Introduction
Essential thrombocythemia (ET) is a myeloproliferative neoplasm characterized by significant thrombocytosis with high propensity for thrombosis formation as well as other vascular complications. Most myeloproliferative neoplasms including ET are associated with Janus kinase ( JAK2) mutation. Other commonly associated mutations include Calreticulin ( CALR) and Myeloproliferative leukemia virus oncogene ( MPL) mutations. About 17% of cases of ET lack mutations in these driver genes. This presents a clinical conundrum for clinicians on initiation of appropriate treatment for these patients. We report a rare presentation of triple-negative ET with splenic infarction.
Case Summary
A 66-year-old Hispanic female who presented with left sided abdominal pain that gradually worsened over the course of 1 week; she believed it was stomach cramps. Laboratory evaluations were pertinent for platelet counts of 2000 x 10 9/L, hemoglobin level was 10.9 g/dl, and leukocytosis (white blood cell count 13.2k/uL) without left shift. Further work-up with iron studies was unremarkable and molecular studies were negative for BCR-ABL 1, PDGFR alpha/beta, FGFR 1, JAK2 V617F (including exons 12-13), CALR and MPL. A bone marrow biopsy showed an increase in megakaryocytes with some atypical forms with “enlarged size and nuclear hyper lobulation, and mild patchy reticulin fibrosis” suggestive of myeloproliferative neoplasm. Computed Tomography of the abdomen and pelvis with contrast showed evidence of splenic infarct. The patient was started on oral aspirin 81mg and oral hydroxyurea 2000 mg daily. Due to poor response to hydroxyurea and aspirin, she eventually had two cycles of platelet apheresis, and her platelet count improved to 1000 x 10 9/L. A repeat bone marrow biopsy was subsequently done to confirm essential thrombocythemia. At the time of discharge, the patient was asymptomatic and platelet count had decreased to 892 × 10 9/L.
Discussion
Essential thrombocythemia (ET) is a rare but recognized cause of vascular complications including arterial and venous thrombosis. Triple negative ET is quite uncommon and can pose a great deal of diagnostic challenge which can impact timing of initiation of appropriate therapy. This clinical vignette exemplified the conundrum encountered in making a diagnosis of triple negative ET. Following the World Health Organization (WHO) 2016 criteria for diagnosis of ET, patient has to have all 4 of: sustained platelet counts >450 x 10 9/L, bone marrow biopsy showing increased number of enlarged and mature megakaryocytes with no significant increase or left shift of granulopoiesis or erythropoiesis, presence of driver mutations/clonal markers (including JAK2, CALR and MPL mutations) or absent of evidence of iron deficiency or cause for reactive thrombocytosis and not meeting WHO criteria for Polycythemia vera or other myeloid neoplasms.

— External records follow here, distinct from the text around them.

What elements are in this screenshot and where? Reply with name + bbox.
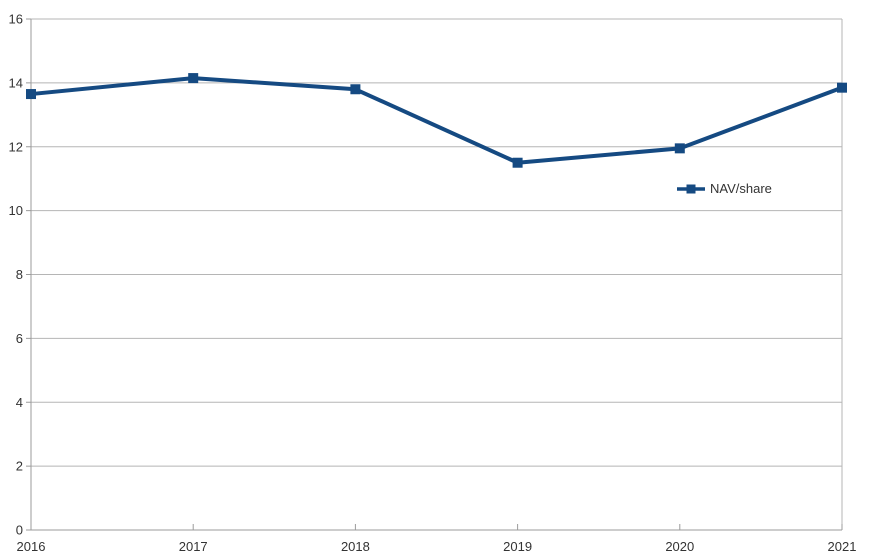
data-point-marker [837, 82, 847, 93]
data-point-marker [512, 157, 523, 168]
data-point-marker [350, 84, 361, 95]
data-point-marker [26, 89, 36, 100]
x-axis-tick-label: 2017 [179, 539, 208, 554]
data-point-marker [188, 73, 199, 84]
legend-marker-sample [686, 184, 696, 194]
y-axis-tick-label: 6 [16, 331, 23, 346]
y-axis-tick-label: 14 [9, 75, 23, 90]
x-axis-tick-label: 2020 [665, 539, 694, 554]
data-point-marker [674, 143, 685, 154]
x-axis-tick-label: 2019 [503, 539, 532, 554]
y-axis-tick-label: 4 [16, 395, 23, 410]
legend-line-marker-icon [677, 184, 705, 194]
legend-label: NAV/share [710, 181, 772, 196]
y-axis-tick-label: 2 [16, 459, 23, 474]
x-axis-tick-label: 2021 [828, 539, 857, 554]
x-axis-tick-label: 2018 [341, 539, 370, 554]
x-axis-tick-label: 2016 [17, 539, 46, 554]
y-axis-tick-label: 8 [16, 267, 23, 282]
series-line [30, 76, 843, 165]
y-axis-tick-label: 16 [9, 12, 23, 27]
legend: NAV/share [677, 181, 772, 197]
y-axis-tick-label: 12 [9, 139, 23, 154]
y-axis-tick-label: 10 [9, 203, 23, 218]
y-axis-tick-label: 0 [16, 523, 23, 538]
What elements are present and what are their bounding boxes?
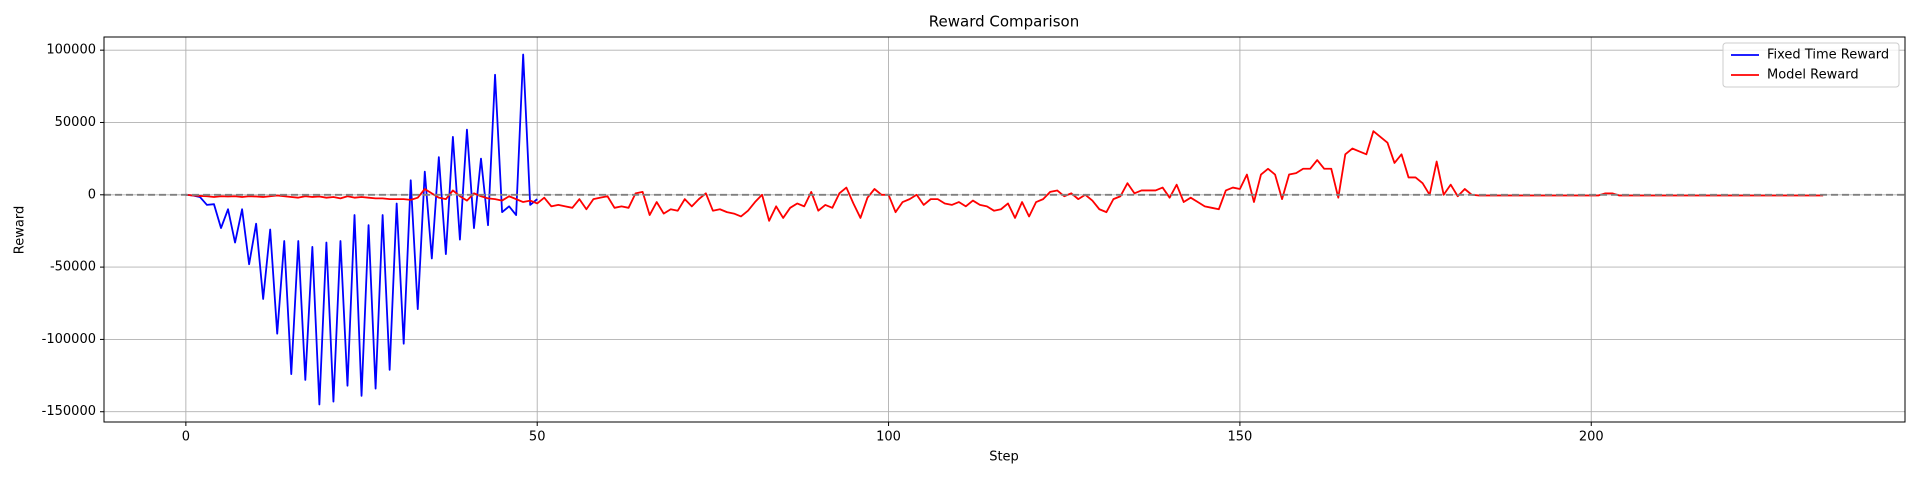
line-series — [185, 53, 538, 406]
legend-label: Fixed Time Reward — [1767, 48, 1889, 63]
y-tick-label: -150000 — [42, 404, 96, 419]
legend: Fixed Time Reward Model Reward — [1722, 42, 1900, 88]
legend-box — [1722, 42, 1900, 88]
y-tick-label: 0 — [88, 187, 96, 202]
x-tick-label: 50 — [529, 430, 546, 445]
x-tick-label: 200 — [1579, 430, 1604, 445]
x-tick-label: 0 — [182, 430, 190, 445]
x-tick-label: 100 — [876, 430, 901, 445]
chart-title: Reward Comparison — [929, 13, 1079, 31]
x-tick-label: 150 — [1227, 430, 1252, 445]
y-tick-label: 100000 — [46, 43, 96, 58]
legend-label: Model Reward — [1767, 68, 1859, 83]
x-axis-label: Step — [989, 450, 1019, 465]
y-tick-label: -50000 — [50, 260, 96, 275]
y-tick-label: 50000 — [55, 115, 96, 130]
plot-frame — [103, 36, 1906, 423]
y-tick-label: -100000 — [42, 332, 96, 347]
y-axis-label: Reward — [13, 206, 28, 254]
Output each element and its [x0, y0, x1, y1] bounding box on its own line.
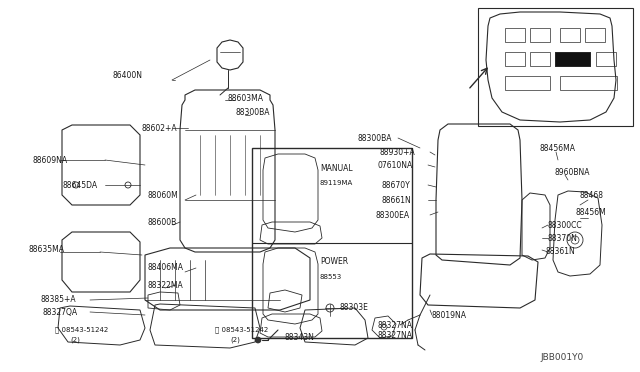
- Text: 88327NA: 88327NA: [378, 321, 413, 330]
- Text: 88343N: 88343N: [285, 334, 315, 343]
- Text: MANUAL: MANUAL: [320, 164, 353, 173]
- Text: POWER: POWER: [320, 257, 348, 266]
- Text: 88670Y: 88670Y: [382, 180, 411, 189]
- Text: 07610NA: 07610NA: [378, 160, 413, 170]
- Text: Ⓢ 08543-51242: Ⓢ 08543-51242: [215, 327, 268, 333]
- Bar: [555, 52, 590, 66]
- Text: 88609NA: 88609NA: [32, 155, 67, 164]
- Text: 88600B: 88600B: [148, 218, 177, 227]
- Bar: [478, 8, 633, 126]
- Text: 88019NA: 88019NA: [432, 311, 467, 320]
- Text: 88661N: 88661N: [382, 196, 412, 205]
- Text: 88553: 88553: [320, 274, 342, 280]
- Bar: [505, 76, 550, 90]
- Text: 88370N: 88370N: [548, 234, 578, 243]
- Text: JBB001Y0: JBB001Y0: [540, 353, 583, 362]
- Bar: [530, 52, 550, 66]
- Bar: [505, 28, 525, 42]
- Text: 88322MA: 88322MA: [148, 280, 184, 289]
- Text: 88385+A: 88385+A: [40, 295, 76, 305]
- Text: 88303E: 88303E: [340, 304, 369, 312]
- Bar: [505, 52, 525, 66]
- Text: 88327QA: 88327QA: [42, 308, 77, 317]
- Ellipse shape: [255, 337, 261, 343]
- Text: 88327NA: 88327NA: [378, 330, 413, 340]
- Text: 88645DA: 88645DA: [62, 180, 97, 189]
- Text: 88635MA: 88635MA: [28, 246, 64, 254]
- Bar: [560, 76, 617, 90]
- Text: 88300BA: 88300BA: [358, 134, 392, 142]
- Bar: [560, 28, 580, 42]
- Text: 88602+A: 88602+A: [142, 124, 178, 132]
- Text: Ⓢ 08543-51242: Ⓢ 08543-51242: [55, 327, 108, 333]
- Text: (2): (2): [230, 337, 240, 343]
- Text: 88406MA: 88406MA: [148, 263, 184, 273]
- Text: 88060M: 88060M: [148, 190, 179, 199]
- Text: 88603MA: 88603MA: [228, 93, 264, 103]
- Text: 88300EA: 88300EA: [376, 211, 410, 219]
- Text: 86400N: 86400N: [112, 71, 142, 80]
- Bar: [596, 52, 616, 66]
- Text: 88300CC: 88300CC: [548, 221, 582, 230]
- Text: 88456MA: 88456MA: [540, 144, 576, 153]
- Text: 88930+A: 88930+A: [380, 148, 416, 157]
- Text: 88300BA: 88300BA: [235, 108, 269, 116]
- Bar: [555, 52, 590, 66]
- Bar: [252, 148, 412, 338]
- Text: 8960BNA: 8960BNA: [555, 167, 591, 176]
- Text: 88361N: 88361N: [546, 247, 576, 257]
- Bar: [585, 28, 605, 42]
- Text: 88468: 88468: [580, 190, 604, 199]
- Text: 89119MA: 89119MA: [320, 180, 353, 186]
- Text: 88456M: 88456M: [576, 208, 607, 217]
- Text: (2): (2): [70, 337, 80, 343]
- Bar: [530, 28, 550, 42]
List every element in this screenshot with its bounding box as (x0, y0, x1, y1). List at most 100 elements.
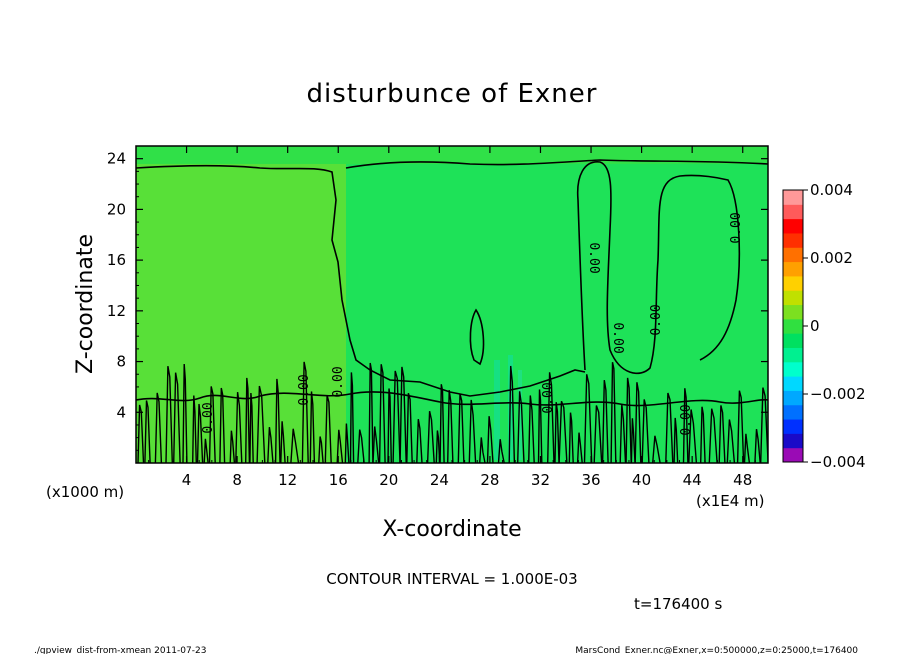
x-tick-label: 20 (379, 471, 398, 489)
contour-spike (196, 403, 204, 463)
footer-left: ./gpview_dist-from-xmean 2011-07-23 (34, 646, 206, 654)
colorbar-swatch (783, 347, 803, 363)
colorbar-swatch (783, 447, 803, 463)
contour-label: 0.00 (541, 382, 556, 413)
colorbar-swatch (783, 376, 803, 391)
colorbar-swatch (783, 304, 803, 320)
colorbar-swatch (783, 433, 803, 449)
contour-spike (173, 372, 181, 463)
contour-spike (625, 377, 632, 463)
contour-spike (357, 429, 365, 463)
x-tick-label: 12 (278, 471, 297, 489)
y-tick-label: 16 (107, 251, 126, 269)
x-tick-label: 36 (581, 471, 600, 489)
contour-spike (479, 437, 486, 463)
colorbar-swatch (783, 190, 803, 205)
contour-spike (219, 387, 226, 463)
contour-loop-36 (576, 161, 741, 375)
contour-spike (760, 387, 768, 463)
contour-spike (568, 412, 574, 463)
contour-spike (652, 435, 661, 463)
contour-spike (601, 379, 609, 463)
contour-spike (144, 400, 151, 463)
contour-spike (290, 428, 300, 463)
contour-spike (349, 372, 355, 463)
y-tick-label: 20 (107, 200, 126, 218)
x-tick-label: 48 (733, 471, 752, 489)
contour-spike (457, 393, 465, 463)
contour-spike (528, 395, 535, 463)
footer-right: MarsCond_Exner.nc@Exner,x=0:500000,z=0:2… (575, 646, 858, 654)
contour-spike (235, 392, 243, 463)
contour-spike (583, 374, 593, 463)
plot-area: 0.00 0.00 0.00 0.00 0.00 0.00 0.00 0.00 … (136, 146, 768, 463)
contour-spike (468, 399, 477, 463)
cyan-streak-3 (518, 370, 522, 460)
contour-spike (165, 365, 173, 463)
contour-label: 0.00 (649, 304, 664, 335)
contour-interval-text: CONTOUR INTERVAL = 1.000E-03 (326, 570, 577, 588)
contour-spike (399, 366, 407, 463)
contour-spike (537, 389, 543, 463)
contour-spike (280, 421, 286, 463)
contour-spike (736, 390, 745, 463)
contour-top (136, 164, 586, 397)
colorbar-swatch (783, 290, 803, 306)
time-text: t=176400 s (634, 595, 722, 613)
contour-spike (508, 365, 516, 463)
contour-spike (378, 364, 386, 463)
x-multiplier-label: (x1E4 m) (696, 492, 765, 510)
contour-spike (630, 418, 636, 463)
contour-spike (700, 406, 706, 463)
contour-spike (726, 419, 736, 463)
colorbar-swatch (783, 318, 803, 334)
x-tick-label: 44 (683, 471, 702, 489)
colorbar-swatch (783, 361, 803, 377)
y-tick-label: 24 (107, 150, 126, 168)
contour-label: 0.00 (297, 374, 312, 405)
x-axis-label: X-coordinate (382, 517, 521, 542)
contour-thin-loop-30 (469, 308, 485, 366)
x-tick-label: 4 (182, 471, 192, 489)
contour-spike (547, 372, 555, 463)
colorbar-tick-label: 0 (810, 317, 820, 335)
y-tick-label: 12 (107, 302, 126, 320)
contour-spike (368, 362, 374, 463)
y-axis-ticks: 4 8 12 16 20 24 (107, 150, 768, 451)
contour-spike (497, 439, 505, 463)
contour-spike (708, 408, 718, 463)
contour-spike (610, 362, 617, 463)
contour-spike (593, 405, 603, 463)
contour-spike (245, 377, 251, 463)
contour-label: 0.00 (610, 322, 625, 353)
contour-spike (344, 423, 350, 463)
contour-spike (743, 433, 751, 463)
contour-spike (416, 418, 423, 463)
contour-top-right (345, 159, 768, 169)
colorbar-swatch (783, 390, 803, 406)
x-tick-label: 24 (430, 471, 449, 489)
contour-spike (682, 388, 689, 463)
colorbar-swatch (783, 247, 803, 263)
colorbar-swatch (783, 261, 803, 277)
colorbar-ticks: 0.004 0.002 0 −0.002 −0.004 (803, 181, 866, 471)
colorbar (783, 190, 803, 463)
contour-spike (336, 429, 344, 463)
contour-spike (406, 393, 413, 463)
x-tick-label: 8 (232, 471, 242, 489)
contour-spike (754, 428, 761, 463)
colorbar-swatch (783, 419, 803, 434)
contour-spike (517, 391, 525, 463)
contour-spike (641, 399, 650, 463)
contour-spike (576, 432, 583, 463)
chart-title: disturbunce of Exner (307, 79, 598, 109)
top-band (136, 146, 768, 164)
contour-label: 0.00 (679, 404, 694, 435)
contour-spike (435, 430, 441, 463)
contour-spike (192, 395, 197, 463)
contour-spike (486, 416, 494, 463)
contour-spike (229, 430, 236, 463)
x-axis-ticks: 4 8 12 16 20 24 28 32 36 40 44 48 (148, 146, 756, 489)
contour-spike (554, 402, 560, 463)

Our patient met criteria for ET with no driver mutation detected, hence triple negative ET. She was also classified as high-risk ET using the revised International Prognostic Score for Essential Thrombocytopenia (IPSET). Initial work up of this patient was not confirmatory of the essential thrombocythemia due to the bone marrow biopsy not clearly defining features as per WHO stipulations, thus, a more aggressive therapy was not pursued. This can pose a great deal of diagnostic challenge which can impact timing of initiation of appropriate therapy. This is not uncommon especially considering sampling challenge. Studies has shown that early initiation of cytoreductive therapy prophylactically in a high-risk patients can avert vascular complications of ET (including splenic infarction). The index patient responded slowly to platelet apheresis which can be an effective treatment in acute thrombotic complication of ET.
Conclusion
The diagnosis of triple negative essential thrombocythemia can pose a clinical challenge which impacts effective management of this myeloproliferative neoplasm. There is a dire need for further discussion on this conundrum to provide more applicable recommendations to avert the rare but fatal complications of ET. Platelet apheresis can be an option for emergency treatment in patients presenting with a major vascular complication like splenic infarction.
Disclosures
No relevant conflicts of interest to declare.